In July 1944, with World War II still raging in the Pacific, delegates from 44 Allied nations gathered at the Mount Washington Hotel in Bretton Woods, New Hampshire, to design the post-war international monetary order. What they built—a system of fixed exchange rates anchored to a gold-convertible dollar—governed global finance for nearly three decades. Its collapse in August 1971, when President Nixon suspended the dollar's convertibility to gold, was one of the most consequential economic decisions of the twentieth century.

The design and its logic

The architects of Bretton Woods—principally John Maynard Keynes for Britain and Harry Dexter White for the United States—had lived through the monetary chaos of the 1930s: competitive devaluations, exchange controls, trade wars. They designed a system intended to provide stability without the rigidity of the pre-war gold standard. The dollar would be pegged to gold at $35 per ounce; all other currencies would be pegged to the dollar with narrow bands of permissible fluctuation. The International Monetary Fund would provide short-term balance-of-payments support to countries facing pressure on their pegs.

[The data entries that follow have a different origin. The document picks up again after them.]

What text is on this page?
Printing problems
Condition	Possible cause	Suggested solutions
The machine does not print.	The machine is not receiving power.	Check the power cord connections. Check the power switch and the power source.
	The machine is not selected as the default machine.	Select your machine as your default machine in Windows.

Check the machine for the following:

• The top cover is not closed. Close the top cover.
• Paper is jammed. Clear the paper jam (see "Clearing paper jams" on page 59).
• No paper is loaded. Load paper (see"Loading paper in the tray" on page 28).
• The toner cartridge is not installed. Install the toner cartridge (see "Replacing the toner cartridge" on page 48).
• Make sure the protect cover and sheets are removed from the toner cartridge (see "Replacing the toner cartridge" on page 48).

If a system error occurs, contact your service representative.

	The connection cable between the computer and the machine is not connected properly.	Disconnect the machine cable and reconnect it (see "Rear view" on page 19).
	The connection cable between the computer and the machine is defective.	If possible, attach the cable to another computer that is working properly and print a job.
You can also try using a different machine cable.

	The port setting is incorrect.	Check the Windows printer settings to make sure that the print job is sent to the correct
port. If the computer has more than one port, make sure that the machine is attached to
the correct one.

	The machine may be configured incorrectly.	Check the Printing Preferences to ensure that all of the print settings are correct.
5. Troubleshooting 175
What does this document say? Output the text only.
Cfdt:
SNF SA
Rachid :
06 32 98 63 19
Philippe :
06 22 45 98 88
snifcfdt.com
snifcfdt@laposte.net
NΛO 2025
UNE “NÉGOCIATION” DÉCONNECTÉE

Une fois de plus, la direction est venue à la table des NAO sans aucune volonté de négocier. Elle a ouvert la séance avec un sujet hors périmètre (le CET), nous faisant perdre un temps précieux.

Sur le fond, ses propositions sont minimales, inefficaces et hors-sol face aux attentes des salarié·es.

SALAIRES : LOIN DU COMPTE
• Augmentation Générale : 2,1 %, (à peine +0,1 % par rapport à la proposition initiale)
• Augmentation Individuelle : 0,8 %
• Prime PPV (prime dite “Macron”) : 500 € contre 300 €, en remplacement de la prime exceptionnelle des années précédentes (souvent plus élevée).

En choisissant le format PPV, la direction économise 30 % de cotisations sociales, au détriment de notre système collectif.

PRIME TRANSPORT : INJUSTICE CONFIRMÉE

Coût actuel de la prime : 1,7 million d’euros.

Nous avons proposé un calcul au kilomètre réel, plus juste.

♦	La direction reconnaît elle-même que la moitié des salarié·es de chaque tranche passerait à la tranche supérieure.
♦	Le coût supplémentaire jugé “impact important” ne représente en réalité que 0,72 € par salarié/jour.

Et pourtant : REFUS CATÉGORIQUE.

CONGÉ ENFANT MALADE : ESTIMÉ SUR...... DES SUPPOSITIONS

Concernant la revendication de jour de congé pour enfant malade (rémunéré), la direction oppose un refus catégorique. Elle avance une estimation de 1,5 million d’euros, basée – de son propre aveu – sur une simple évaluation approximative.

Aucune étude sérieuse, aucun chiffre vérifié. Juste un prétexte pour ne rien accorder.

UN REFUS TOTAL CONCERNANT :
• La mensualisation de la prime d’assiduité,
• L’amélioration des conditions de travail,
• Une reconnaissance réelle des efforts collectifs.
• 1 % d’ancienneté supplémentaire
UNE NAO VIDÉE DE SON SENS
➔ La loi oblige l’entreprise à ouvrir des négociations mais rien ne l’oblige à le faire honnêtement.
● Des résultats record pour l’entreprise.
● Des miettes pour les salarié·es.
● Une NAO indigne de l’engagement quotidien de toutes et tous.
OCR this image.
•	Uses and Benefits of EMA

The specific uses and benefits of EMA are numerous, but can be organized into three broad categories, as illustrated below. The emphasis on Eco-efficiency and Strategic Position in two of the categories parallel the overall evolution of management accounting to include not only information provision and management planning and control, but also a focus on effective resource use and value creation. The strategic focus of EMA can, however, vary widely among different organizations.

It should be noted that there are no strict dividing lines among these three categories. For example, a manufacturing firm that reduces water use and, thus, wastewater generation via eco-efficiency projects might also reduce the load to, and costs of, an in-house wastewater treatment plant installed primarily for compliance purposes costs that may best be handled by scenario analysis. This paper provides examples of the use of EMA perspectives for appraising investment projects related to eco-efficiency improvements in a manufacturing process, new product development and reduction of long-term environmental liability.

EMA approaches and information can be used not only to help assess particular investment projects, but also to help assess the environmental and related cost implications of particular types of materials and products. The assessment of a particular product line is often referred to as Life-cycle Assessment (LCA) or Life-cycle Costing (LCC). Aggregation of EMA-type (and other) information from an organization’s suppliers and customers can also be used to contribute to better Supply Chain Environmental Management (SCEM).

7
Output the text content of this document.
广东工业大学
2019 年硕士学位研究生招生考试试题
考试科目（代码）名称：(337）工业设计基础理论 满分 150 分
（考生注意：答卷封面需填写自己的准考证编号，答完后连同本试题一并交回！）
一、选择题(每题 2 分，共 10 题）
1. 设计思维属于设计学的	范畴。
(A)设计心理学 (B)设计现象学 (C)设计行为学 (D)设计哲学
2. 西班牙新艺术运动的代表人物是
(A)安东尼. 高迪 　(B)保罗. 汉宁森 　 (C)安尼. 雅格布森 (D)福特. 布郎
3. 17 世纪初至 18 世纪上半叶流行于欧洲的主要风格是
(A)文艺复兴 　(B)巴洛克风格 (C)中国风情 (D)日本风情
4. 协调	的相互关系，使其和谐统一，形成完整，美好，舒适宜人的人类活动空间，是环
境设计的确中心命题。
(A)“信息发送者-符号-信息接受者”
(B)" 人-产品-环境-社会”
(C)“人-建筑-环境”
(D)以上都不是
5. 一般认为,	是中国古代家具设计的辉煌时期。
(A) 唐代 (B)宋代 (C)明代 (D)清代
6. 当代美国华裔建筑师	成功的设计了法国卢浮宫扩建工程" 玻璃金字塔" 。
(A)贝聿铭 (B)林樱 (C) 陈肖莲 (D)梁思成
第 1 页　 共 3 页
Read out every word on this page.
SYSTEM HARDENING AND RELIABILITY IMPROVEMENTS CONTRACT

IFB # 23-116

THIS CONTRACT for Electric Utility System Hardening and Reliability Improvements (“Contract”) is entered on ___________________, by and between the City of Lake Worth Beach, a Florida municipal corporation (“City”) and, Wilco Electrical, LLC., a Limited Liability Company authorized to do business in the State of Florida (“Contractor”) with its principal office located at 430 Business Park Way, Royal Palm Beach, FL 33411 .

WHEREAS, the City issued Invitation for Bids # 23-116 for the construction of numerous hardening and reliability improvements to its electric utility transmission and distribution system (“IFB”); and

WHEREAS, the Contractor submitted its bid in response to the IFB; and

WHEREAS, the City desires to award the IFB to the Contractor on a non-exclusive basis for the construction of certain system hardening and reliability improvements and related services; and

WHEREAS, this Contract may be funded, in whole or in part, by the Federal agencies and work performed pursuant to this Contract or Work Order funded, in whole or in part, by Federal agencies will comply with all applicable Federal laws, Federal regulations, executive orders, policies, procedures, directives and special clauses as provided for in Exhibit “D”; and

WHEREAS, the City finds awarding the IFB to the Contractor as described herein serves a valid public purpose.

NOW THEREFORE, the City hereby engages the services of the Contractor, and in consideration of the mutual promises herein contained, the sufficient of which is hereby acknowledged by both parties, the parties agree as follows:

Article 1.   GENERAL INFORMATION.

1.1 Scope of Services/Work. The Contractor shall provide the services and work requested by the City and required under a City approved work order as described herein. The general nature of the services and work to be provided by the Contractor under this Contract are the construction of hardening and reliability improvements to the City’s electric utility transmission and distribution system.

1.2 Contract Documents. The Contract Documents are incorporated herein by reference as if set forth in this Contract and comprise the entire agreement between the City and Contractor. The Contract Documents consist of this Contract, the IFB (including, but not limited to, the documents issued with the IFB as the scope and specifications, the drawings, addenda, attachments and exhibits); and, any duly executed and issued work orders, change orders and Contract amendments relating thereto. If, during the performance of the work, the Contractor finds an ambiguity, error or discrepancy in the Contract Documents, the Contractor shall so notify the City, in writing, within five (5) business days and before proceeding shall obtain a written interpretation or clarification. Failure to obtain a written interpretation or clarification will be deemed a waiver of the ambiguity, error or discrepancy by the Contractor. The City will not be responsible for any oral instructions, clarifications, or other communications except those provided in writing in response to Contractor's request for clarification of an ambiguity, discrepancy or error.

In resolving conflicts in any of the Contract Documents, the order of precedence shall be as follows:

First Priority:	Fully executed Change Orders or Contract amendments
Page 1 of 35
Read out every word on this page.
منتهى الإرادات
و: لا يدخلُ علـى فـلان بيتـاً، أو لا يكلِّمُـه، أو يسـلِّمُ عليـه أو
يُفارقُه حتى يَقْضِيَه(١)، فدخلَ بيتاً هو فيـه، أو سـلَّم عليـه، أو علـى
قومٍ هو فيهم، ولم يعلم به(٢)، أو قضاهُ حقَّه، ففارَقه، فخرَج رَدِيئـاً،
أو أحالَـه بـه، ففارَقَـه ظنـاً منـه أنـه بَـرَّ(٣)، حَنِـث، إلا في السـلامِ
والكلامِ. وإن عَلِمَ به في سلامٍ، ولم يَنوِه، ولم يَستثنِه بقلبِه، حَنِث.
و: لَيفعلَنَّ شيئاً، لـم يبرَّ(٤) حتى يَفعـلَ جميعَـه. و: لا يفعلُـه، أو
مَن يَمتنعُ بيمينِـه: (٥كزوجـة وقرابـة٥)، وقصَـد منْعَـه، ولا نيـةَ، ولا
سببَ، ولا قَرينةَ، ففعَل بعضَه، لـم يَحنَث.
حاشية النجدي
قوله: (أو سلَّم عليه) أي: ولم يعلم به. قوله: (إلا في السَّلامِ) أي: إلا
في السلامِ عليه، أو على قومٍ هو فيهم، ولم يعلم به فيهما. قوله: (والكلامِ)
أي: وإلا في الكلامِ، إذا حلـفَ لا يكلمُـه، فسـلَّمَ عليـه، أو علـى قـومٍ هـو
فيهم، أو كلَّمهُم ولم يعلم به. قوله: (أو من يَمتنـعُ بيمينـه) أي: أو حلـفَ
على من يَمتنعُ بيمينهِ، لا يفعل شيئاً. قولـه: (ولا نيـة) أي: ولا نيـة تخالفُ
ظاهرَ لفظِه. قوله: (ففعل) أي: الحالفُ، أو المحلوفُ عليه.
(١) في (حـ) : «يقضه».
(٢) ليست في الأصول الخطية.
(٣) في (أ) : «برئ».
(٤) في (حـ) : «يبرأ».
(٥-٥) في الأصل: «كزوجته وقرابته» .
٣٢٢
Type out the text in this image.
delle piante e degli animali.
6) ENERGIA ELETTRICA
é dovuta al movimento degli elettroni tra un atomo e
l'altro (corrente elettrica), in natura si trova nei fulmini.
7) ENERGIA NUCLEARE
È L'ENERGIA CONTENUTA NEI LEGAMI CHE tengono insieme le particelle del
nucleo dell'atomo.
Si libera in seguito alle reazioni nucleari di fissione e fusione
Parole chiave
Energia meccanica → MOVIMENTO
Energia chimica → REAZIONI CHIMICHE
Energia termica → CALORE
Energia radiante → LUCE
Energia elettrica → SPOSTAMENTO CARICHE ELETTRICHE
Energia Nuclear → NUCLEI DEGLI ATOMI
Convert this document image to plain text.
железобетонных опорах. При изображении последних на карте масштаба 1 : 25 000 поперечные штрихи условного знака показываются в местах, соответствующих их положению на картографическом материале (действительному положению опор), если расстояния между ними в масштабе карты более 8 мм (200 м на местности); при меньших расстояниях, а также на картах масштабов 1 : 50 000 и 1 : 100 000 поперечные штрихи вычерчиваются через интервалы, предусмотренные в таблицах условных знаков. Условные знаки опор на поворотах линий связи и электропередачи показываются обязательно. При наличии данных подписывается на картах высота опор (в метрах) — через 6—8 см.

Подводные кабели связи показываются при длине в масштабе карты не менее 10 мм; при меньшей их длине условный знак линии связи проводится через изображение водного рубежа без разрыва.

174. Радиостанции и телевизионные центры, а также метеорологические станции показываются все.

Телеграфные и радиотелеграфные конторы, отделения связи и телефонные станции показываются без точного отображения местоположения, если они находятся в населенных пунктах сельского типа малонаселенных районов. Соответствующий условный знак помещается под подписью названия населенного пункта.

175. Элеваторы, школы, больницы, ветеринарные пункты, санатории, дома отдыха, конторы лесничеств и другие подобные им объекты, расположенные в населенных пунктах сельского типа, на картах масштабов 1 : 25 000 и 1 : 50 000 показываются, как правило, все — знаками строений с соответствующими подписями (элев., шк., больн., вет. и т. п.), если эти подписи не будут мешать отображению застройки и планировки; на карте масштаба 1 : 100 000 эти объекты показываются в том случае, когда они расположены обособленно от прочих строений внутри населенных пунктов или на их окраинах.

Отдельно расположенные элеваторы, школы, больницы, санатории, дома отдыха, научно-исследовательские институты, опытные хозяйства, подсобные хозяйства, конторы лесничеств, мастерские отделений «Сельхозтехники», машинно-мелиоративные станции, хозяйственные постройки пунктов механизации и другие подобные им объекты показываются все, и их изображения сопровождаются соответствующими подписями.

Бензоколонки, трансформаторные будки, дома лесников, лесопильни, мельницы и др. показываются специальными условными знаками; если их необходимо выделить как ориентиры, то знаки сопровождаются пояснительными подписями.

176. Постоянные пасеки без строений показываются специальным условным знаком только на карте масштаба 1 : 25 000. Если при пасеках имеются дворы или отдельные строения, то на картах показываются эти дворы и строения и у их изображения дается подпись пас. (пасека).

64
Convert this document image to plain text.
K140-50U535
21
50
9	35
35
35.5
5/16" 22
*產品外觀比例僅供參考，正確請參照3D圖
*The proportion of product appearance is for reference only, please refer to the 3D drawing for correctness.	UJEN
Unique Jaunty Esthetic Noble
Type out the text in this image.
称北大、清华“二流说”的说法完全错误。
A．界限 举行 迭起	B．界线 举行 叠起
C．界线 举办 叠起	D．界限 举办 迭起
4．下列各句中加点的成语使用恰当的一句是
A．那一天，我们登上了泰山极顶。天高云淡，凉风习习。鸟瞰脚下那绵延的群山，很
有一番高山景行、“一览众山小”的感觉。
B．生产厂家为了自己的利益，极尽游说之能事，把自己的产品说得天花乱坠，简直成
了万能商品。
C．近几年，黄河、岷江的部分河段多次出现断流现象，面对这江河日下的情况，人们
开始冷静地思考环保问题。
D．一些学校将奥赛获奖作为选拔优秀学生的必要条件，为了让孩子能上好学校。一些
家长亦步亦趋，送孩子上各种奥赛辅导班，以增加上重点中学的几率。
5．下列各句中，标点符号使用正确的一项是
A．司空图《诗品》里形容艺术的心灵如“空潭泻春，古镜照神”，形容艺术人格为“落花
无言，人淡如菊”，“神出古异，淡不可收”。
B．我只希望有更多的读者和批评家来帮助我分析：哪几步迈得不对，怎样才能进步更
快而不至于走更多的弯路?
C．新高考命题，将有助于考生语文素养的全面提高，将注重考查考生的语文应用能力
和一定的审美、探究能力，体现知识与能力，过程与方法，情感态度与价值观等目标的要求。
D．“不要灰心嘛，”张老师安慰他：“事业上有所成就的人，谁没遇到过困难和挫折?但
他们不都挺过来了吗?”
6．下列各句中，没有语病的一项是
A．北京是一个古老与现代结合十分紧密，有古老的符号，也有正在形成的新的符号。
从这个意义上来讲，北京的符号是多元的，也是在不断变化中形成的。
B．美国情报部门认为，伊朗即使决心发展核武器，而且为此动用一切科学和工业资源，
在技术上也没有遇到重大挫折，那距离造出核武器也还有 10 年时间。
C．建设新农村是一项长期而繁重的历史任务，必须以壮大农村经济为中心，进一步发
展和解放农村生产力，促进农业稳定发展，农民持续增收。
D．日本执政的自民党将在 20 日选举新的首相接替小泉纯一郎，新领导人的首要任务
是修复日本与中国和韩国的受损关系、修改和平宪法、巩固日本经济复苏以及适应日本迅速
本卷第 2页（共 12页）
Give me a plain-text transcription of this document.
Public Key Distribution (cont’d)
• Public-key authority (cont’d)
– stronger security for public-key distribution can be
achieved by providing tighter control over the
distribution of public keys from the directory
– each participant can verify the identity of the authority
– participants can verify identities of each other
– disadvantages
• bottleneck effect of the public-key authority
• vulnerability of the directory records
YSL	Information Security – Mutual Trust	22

The Triffin dilemma and the seeds of collapse

The system contained a structural flaw identified in 1960 by economist Robert Triffin. The world needed growing supplies of dollars for trade and reserves, but the United States could only supply those dollars by running persistent current account deficits. Yet those same deficits would eventually undermine confidence in the dollar's gold convertibility. As U.S. deficits widened—driven by Great Society spending, Vietnam War costs, and rising domestic consumption—other countries accumulated dollar reserves while the U.S. gold supply shrank.

The Nixon shock

By 1971, U.S. gold reserves had fallen from $23 billion in 1957 to roughly $10 billion, while dollar liabilities to foreign governments had grown to $61 billion. The arithmetic was unsustainable. On August 15, 1971, Nixon announced in a Sunday evening television address that the United States would immediately suspend dollar-gold convertibility, impose a 10 percent import surcharge, and implement wage and price controls. The announcement, made without consultation with U.S. trading partners, was a unilateral rewriting of the post-war monetary agreement.

Stagflation and its origins

The end of Bretton Woods unleashed the inflation of the 1970s. With the dollar no longer anchored to gold, the Federal Reserve lacked a hard constraint on money creation. Oil shocks in 1973 and 1979 added cost-push pressure. The result was stagflation—simultaneous high inflation and high unemployment—a combination that the prevailing Keynesian economics had declared impossible. The chapter traces the full arc from Bretton Woods' design to its collapse and the difficult decade that followed.